È stato sindaco di Roncone, consigliere provinciale, uno dei mister preferenze che nelle Giudicarie faceva cappotto. Ha tirato i remi in barca?
«A dire la verità, questa politica non la capisco più. Mi sento orfano e se dovessi votare domani sarei in grave difficoltà. Lo dico davvero».
Ha visto quanti sindaci sono pronti a candidarsi? Il famoso «partito dei sindaci» allora esiste, e lei ne è stato un precursore. Eravate quasi una decina nel 2003 in Consiglio provinciale.
«Eh, ma a quei tempi c’era Dellai che curava i sindaci. Per avvicinarsi alla gente, era normale chiedere a un sindaco di mettersi in gioco per rappresentare la sua comunità. Era quasi un approdo naturale la candidatura. Qualcuno poi veniva eletto, e lì c’era anche un po’ di imbarazzo».
In che senso?
«I sindaci arrivano a Trento e si trovano in difficoltà. Succede sempre. Si va con entusiasmo, carichi di buoni propositi, e poi si trova la politica, quando fino al giorno prima ti occupavi di amministrazione. Ascolti discorsi altisonanti quando prima di allora parlavi con la tua gente di problemi concreti».
Ma cosa porta in più un amministratore in Consiglio provinciale?

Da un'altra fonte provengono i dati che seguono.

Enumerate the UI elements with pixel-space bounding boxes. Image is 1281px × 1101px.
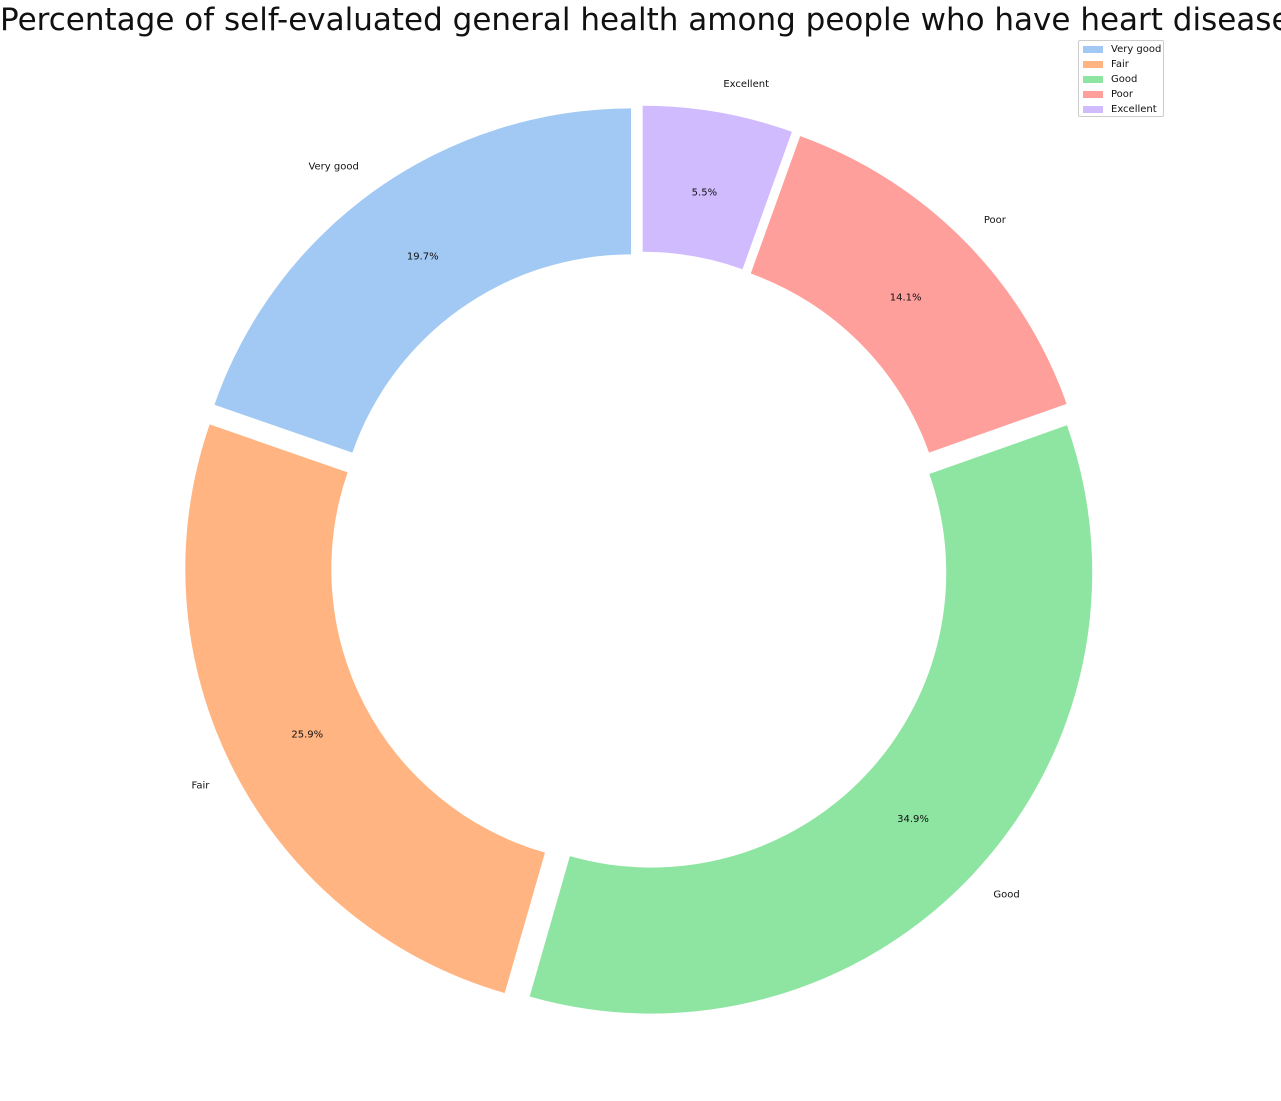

«Un sindaco ha fatto di sicuro la gavetta, a differenza di molti altri candidati in lista. conosce i problemi reali della popolazione, si rende conto di quello di cui la gente ha bisogno. A volte anche piccole cose, che la Provincia che vola alto non riesce nemmeno a vedere. Penso alle periferie, alle valli, alla sanità. Gli ospedali di valle ridotti a semplici pronto soccorso e se qualcosa si è mantenuto è grazie ai rappresentanti di zona che si sono fatti sentire. E poi c’è un’altra cosa…».
Cosa?
«Che un sindaco porta un contributo di saggezza. Non è ideologico, non è schierato a priori, guarda alla realtà delle cose».
Detto questo, cosa pensa dei partiti di oggi che cercano di accaparrarsi i sindaci per le prossime elezioni?

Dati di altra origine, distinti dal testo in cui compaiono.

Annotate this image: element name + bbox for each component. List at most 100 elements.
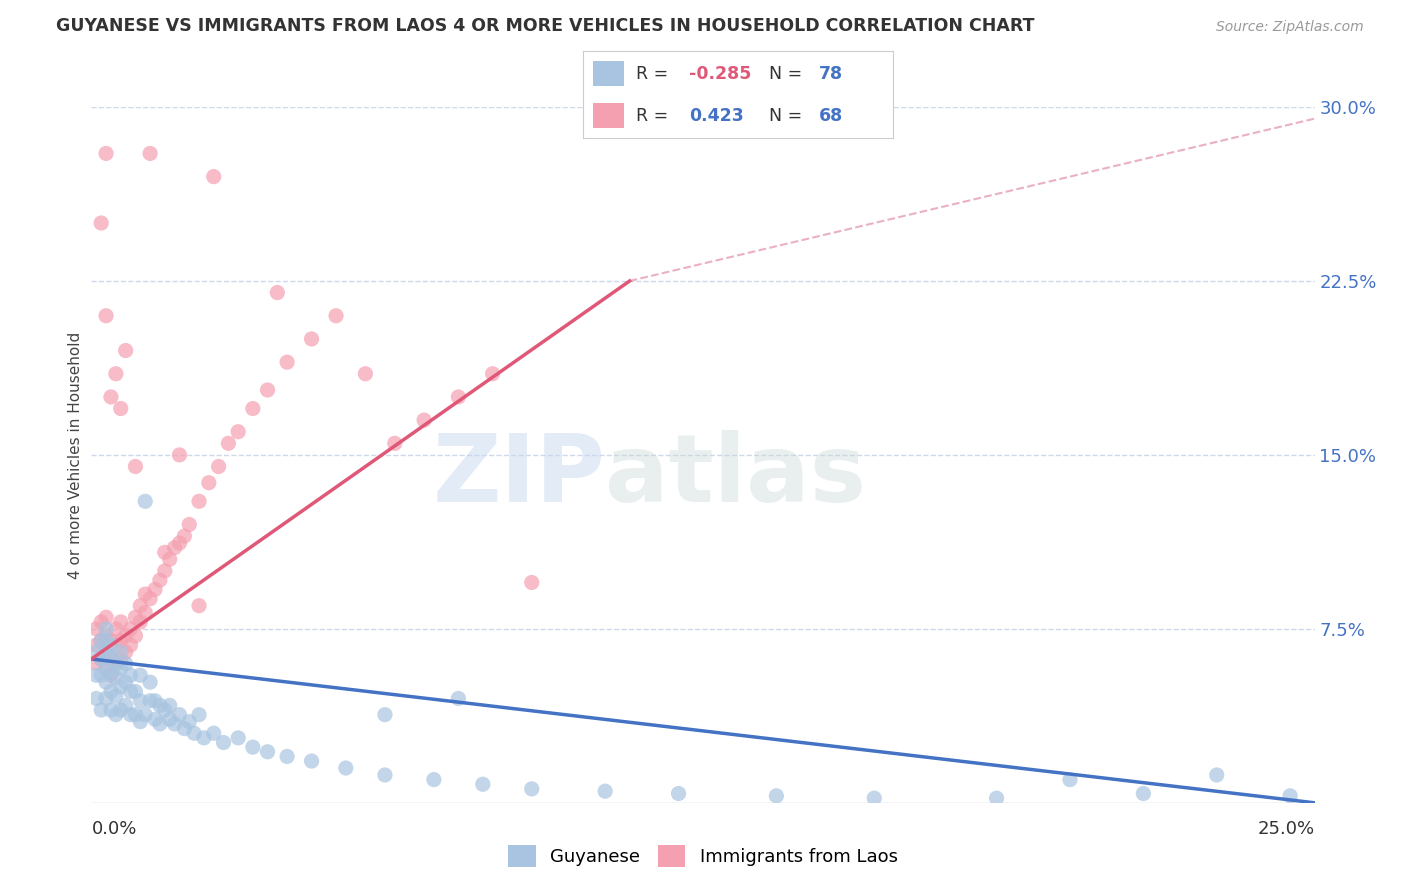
Point xyxy=(1132,787,1154,801)
Text: 25.0%: 25.0% xyxy=(1257,820,1315,838)
Point xyxy=(266,285,288,300)
Point xyxy=(90,633,112,648)
Point xyxy=(471,777,494,791)
Point xyxy=(100,390,122,404)
Point xyxy=(226,731,249,745)
Point xyxy=(94,633,117,648)
Point xyxy=(110,401,132,416)
Legend: Guyanese, Immigrants from Laos: Guyanese, Immigrants from Laos xyxy=(501,838,905,874)
Point xyxy=(139,146,162,161)
Point xyxy=(134,494,156,508)
Point xyxy=(134,606,156,620)
Point xyxy=(94,645,117,659)
Point xyxy=(276,749,298,764)
Point xyxy=(120,668,142,682)
Point xyxy=(217,436,239,450)
Point xyxy=(114,645,136,659)
Point xyxy=(90,703,112,717)
Point xyxy=(84,668,107,682)
Point xyxy=(139,675,162,690)
Point xyxy=(94,146,117,161)
Text: 0.423: 0.423 xyxy=(689,106,744,125)
Point xyxy=(374,768,396,782)
Point xyxy=(169,448,191,462)
Point xyxy=(193,731,215,745)
Point xyxy=(100,638,122,652)
Point xyxy=(110,680,132,694)
Point xyxy=(169,536,191,550)
Point xyxy=(120,638,142,652)
Point xyxy=(120,707,142,722)
Point xyxy=(149,698,172,713)
Point xyxy=(179,714,201,729)
Point xyxy=(114,629,136,643)
Point xyxy=(104,657,127,671)
Point xyxy=(90,216,112,230)
Text: GUYANESE VS IMMIGRANTS FROM LAOS 4 OR MORE VEHICLES IN HOUSEHOLD CORRELATION CHA: GUYANESE VS IMMIGRANTS FROM LAOS 4 OR MO… xyxy=(56,17,1035,35)
Point xyxy=(100,652,122,666)
Point xyxy=(276,355,298,369)
Point xyxy=(139,694,162,708)
Point xyxy=(94,610,117,624)
Point xyxy=(765,789,787,803)
Text: ZIP: ZIP xyxy=(432,430,605,522)
Point xyxy=(1279,789,1302,803)
Point xyxy=(114,675,136,690)
Point xyxy=(124,629,146,643)
Point xyxy=(520,781,543,796)
Point xyxy=(153,545,176,559)
Point xyxy=(129,694,152,708)
Point xyxy=(90,615,112,629)
Point xyxy=(384,436,406,450)
Point xyxy=(110,652,132,666)
Point xyxy=(100,668,122,682)
Point xyxy=(143,694,166,708)
Point xyxy=(242,740,264,755)
Point xyxy=(100,703,122,717)
Point xyxy=(188,599,211,613)
Point xyxy=(202,169,225,184)
Point xyxy=(94,691,117,706)
Point xyxy=(143,712,166,726)
Point xyxy=(173,529,195,543)
Point xyxy=(159,552,181,566)
Point xyxy=(863,791,886,805)
Point xyxy=(110,615,132,629)
Point xyxy=(188,707,211,722)
Text: N =: N = xyxy=(769,64,808,83)
Point xyxy=(124,684,146,698)
Point xyxy=(153,564,176,578)
Point xyxy=(124,610,146,624)
Text: -0.285: -0.285 xyxy=(689,64,751,83)
Point xyxy=(325,309,347,323)
Point xyxy=(124,707,146,722)
Point xyxy=(159,712,181,726)
Point xyxy=(100,633,122,648)
Point xyxy=(110,661,132,675)
Point xyxy=(104,657,127,671)
Point xyxy=(447,691,470,706)
Point xyxy=(242,401,264,416)
Point xyxy=(90,652,112,666)
Point xyxy=(423,772,446,787)
Point xyxy=(301,754,323,768)
Point xyxy=(301,332,323,346)
Point xyxy=(986,791,1008,805)
Text: 78: 78 xyxy=(818,64,842,83)
Point xyxy=(1059,772,1081,787)
Point xyxy=(84,638,107,652)
Point xyxy=(520,575,543,590)
Point xyxy=(212,735,235,749)
Point xyxy=(256,383,278,397)
Point xyxy=(90,633,112,648)
Point xyxy=(94,309,117,323)
Point xyxy=(110,633,132,648)
Point xyxy=(134,587,156,601)
Point xyxy=(100,649,122,664)
Point xyxy=(129,615,152,629)
Point xyxy=(163,541,186,555)
Point xyxy=(114,343,136,358)
Point xyxy=(143,582,166,597)
Point xyxy=(104,622,127,636)
Text: N =: N = xyxy=(769,106,808,125)
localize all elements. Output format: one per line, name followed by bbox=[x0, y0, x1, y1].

«Per cercare voti, solo per questo. Nei partiti non mi sembra ci siano grandi personaggi che possano dare garanzia da fare cose buone. Allora mettono i sindaci, così. Ma non come valore aggiunto, per coprire la mancanza di partiti che non esistono più».

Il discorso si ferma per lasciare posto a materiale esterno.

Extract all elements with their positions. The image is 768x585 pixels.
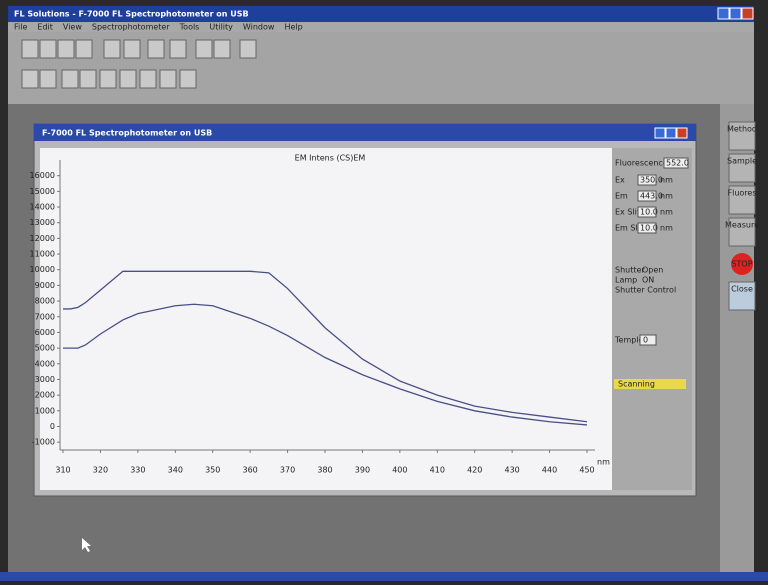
mode-label: Fluorescence <box>615 159 668 168</box>
child-maximize[interactable] <box>666 128 676 138</box>
child-minimize[interactable] <box>655 128 665 138</box>
menu-item[interactable]: Spectrophotometer <box>92 23 170 32</box>
right-toolbar-label[interactable]: Close <box>731 285 753 294</box>
y-tick-label: 5000 <box>35 344 55 353</box>
taskbar <box>0 572 768 581</box>
y-tick-label: 4000 <box>35 359 55 368</box>
temp-label: Temple <box>614 336 644 345</box>
field-unit: nm <box>660 192 673 201</box>
y-tick-label: 7000 <box>35 312 55 321</box>
x-tick-label: 410 <box>430 466 445 475</box>
x-tick-label: 380 <box>317 466 332 475</box>
field-value: 10.0 <box>640 224 658 233</box>
menu-item[interactable]: Window <box>243 23 275 32</box>
y-tick-label: 12000 <box>30 234 55 243</box>
toolbar-button[interactable] <box>62 70 78 88</box>
x-tick-label: 370 <box>280 466 295 475</box>
toolbar-button[interactable] <box>180 70 196 88</box>
right-toolbar-label[interactable]: Measure <box>725 221 759 230</box>
x-axis-label: nm <box>597 458 610 467</box>
mode-value: 552.0 <box>666 159 689 168</box>
close-button[interactable] <box>742 8 753 19</box>
field-label: Ex Slit <box>615 208 640 217</box>
x-tick-label: 430 <box>505 466 520 475</box>
toolbar-button[interactable] <box>22 40 38 58</box>
toolbar-button[interactable] <box>104 40 120 58</box>
toolbar-button[interactable] <box>40 70 56 88</box>
shutter-label: Shutter <box>615 266 645 275</box>
toolbar-button[interactable] <box>22 70 38 88</box>
y-tick-label: 11000 <box>30 250 55 259</box>
y-tick-label: 15000 <box>30 187 55 196</box>
field-label: Em <box>615 192 628 201</box>
shutter-control: Shutter Control <box>615 286 676 295</box>
maximize-button[interactable] <box>730 8 741 19</box>
x-tick-label: 450 <box>579 466 594 475</box>
toolbar-button[interactable] <box>196 40 212 58</box>
lamp-label: Lamp <box>615 276 637 285</box>
y-tick-label: 16000 <box>30 171 55 180</box>
field-label: Ex <box>615 176 625 185</box>
chart-title: EM Intens (CS)EM <box>295 154 366 163</box>
x-tick-label: 420 <box>467 466 482 475</box>
toolbar-button[interactable] <box>100 70 116 88</box>
toolbar-button[interactable] <box>58 40 74 58</box>
x-tick-label: 440 <box>542 466 557 475</box>
shutter-value: Open <box>642 266 663 275</box>
y-tick-label: 10000 <box>30 265 55 274</box>
right-toolbar-label[interactable]: Method <box>727 125 757 134</box>
right-toolbar-label[interactable]: STOP <box>731 260 752 269</box>
y-tick-label: 13000 <box>30 218 55 227</box>
child-title: F-7000 FL Spectrophotometer on USB <box>42 129 212 138</box>
toolbar-button[interactable] <box>40 40 56 58</box>
menu-item[interactable]: View <box>63 23 82 32</box>
field-value: 10.0 <box>640 208 658 217</box>
y-tick-label: 3000 <box>35 375 55 384</box>
toolbar-button[interactable] <box>148 40 164 58</box>
menu-item[interactable]: Tools <box>179 23 200 32</box>
menu-item[interactable]: File <box>14 23 27 32</box>
field-unit: nm <box>660 224 673 233</box>
app-title: FL Solutions - F-7000 FL Spectrophotomet… <box>14 10 249 19</box>
toolbar-button[interactable] <box>80 70 96 88</box>
y-tick-label: 8000 <box>35 297 55 306</box>
toolbar-button[interactable] <box>214 40 230 58</box>
x-tick-label: 390 <box>355 466 370 475</box>
status: Scanning <box>618 380 655 389</box>
x-tick-label: 310 <box>55 466 70 475</box>
menu-item[interactable]: Help <box>284 23 302 32</box>
right-toolbar-label[interactable]: Fluores <box>728 189 757 198</box>
x-tick-label: 330 <box>130 466 145 475</box>
page: { "app": { "title": "FL Solutions - F-70… <box>0 0 768 581</box>
toolbar-button[interactable] <box>76 40 92 58</box>
toolbar-button[interactable] <box>170 40 186 58</box>
x-tick-label: 400 <box>392 466 407 475</box>
y-tick-label: 14000 <box>30 203 55 212</box>
x-tick-label: 360 <box>243 466 258 475</box>
y-tick-label: -1000 <box>32 438 55 447</box>
minimize-button[interactable] <box>718 8 729 19</box>
x-tick-label: 350 <box>205 466 220 475</box>
temp-value: 0 <box>643 336 648 345</box>
menu-item[interactable]: Utility <box>209 23 233 32</box>
field-unit: nm <box>660 208 673 217</box>
menu-item[interactable]: Edit <box>37 23 53 32</box>
lamp-value: ON <box>642 276 654 285</box>
toolbar-button[interactable] <box>160 70 176 88</box>
toolbar-button[interactable] <box>124 40 140 58</box>
x-tick-label: 340 <box>168 466 183 475</box>
child-close[interactable] <box>677 128 687 138</box>
field-unit: nm <box>660 176 673 185</box>
screen: FL Solutions - F-7000 FL Spectrophotomet… <box>0 0 768 581</box>
y-tick-label: 9000 <box>35 281 55 290</box>
y-tick-label: 0 <box>50 422 55 431</box>
y-tick-label: 6000 <box>35 328 55 337</box>
y-tick-label: 1000 <box>35 406 55 415</box>
toolbar-button[interactable] <box>120 70 136 88</box>
x-tick-label: 320 <box>93 466 108 475</box>
toolbar-button[interactable] <box>240 40 256 58</box>
right-toolbar-label[interactable]: Sample <box>727 157 757 166</box>
toolbar-button[interactable] <box>140 70 156 88</box>
y-tick-label: 2000 <box>35 391 55 400</box>
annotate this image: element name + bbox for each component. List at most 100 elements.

Sembra rimpianga gli anni scorsi.
«Lo ribadisco. Non saprei per chi votare, mi sento orfano. E mi accorgo che siamo in una situazione critica. Vengono a cercarmi, mi chiamano tutti i giorni e a tutti dico no, che non vado a rompermi le scatole con una politica che non ha visione, con un’amministrazione che non dà nulla in più a questa terra».
Prima era diverso?
«Ai miei tempi c’era più consapevolezza e molto più entusiasmo. Arrivavano in Consiglio provinciale persone che avevano passato la vita dedicandosi alle proprie comunità. Che avevano fatto un percorso politico, amministrativo, assumendosi responsabilità, accumulando esperienze. E poi c’era una selezione».
Dei candidati?
«Sì. Selezione che facevano i partiti, ma ora dove sono i partiti? Mah. E allora si scelgono personaggi che almeno possano garantire qualche voto, ma è un mercato, non si cercano candidature che possano portare davvero valore aggiunto».
E cosa pensa della legislatura che si concluderà a breve?
«Un po’ vacua, dove tutti si parlano addosso senza capacità di incidere sui processi politici. Non sapevano dove andare, e non sono andati da nessuna parte».
Un giudizio severo, il suo.
«Ora poi che gli autonomisti sono andati a destra, con un partito come Fratelli d’Italia…».
Una decisione sbagliata?
«L’autonomia è una cosa fondamentale, un valore da difendere. Se anche le Stelle Alpine non ci credono più e vanno con un partito romano come quello, non c’è più molto in cui sperare. Io davvero non ho capito questa mossa, se non per sistemarsi. Allora lo dicano che non è più una questione politica ma di poltrone».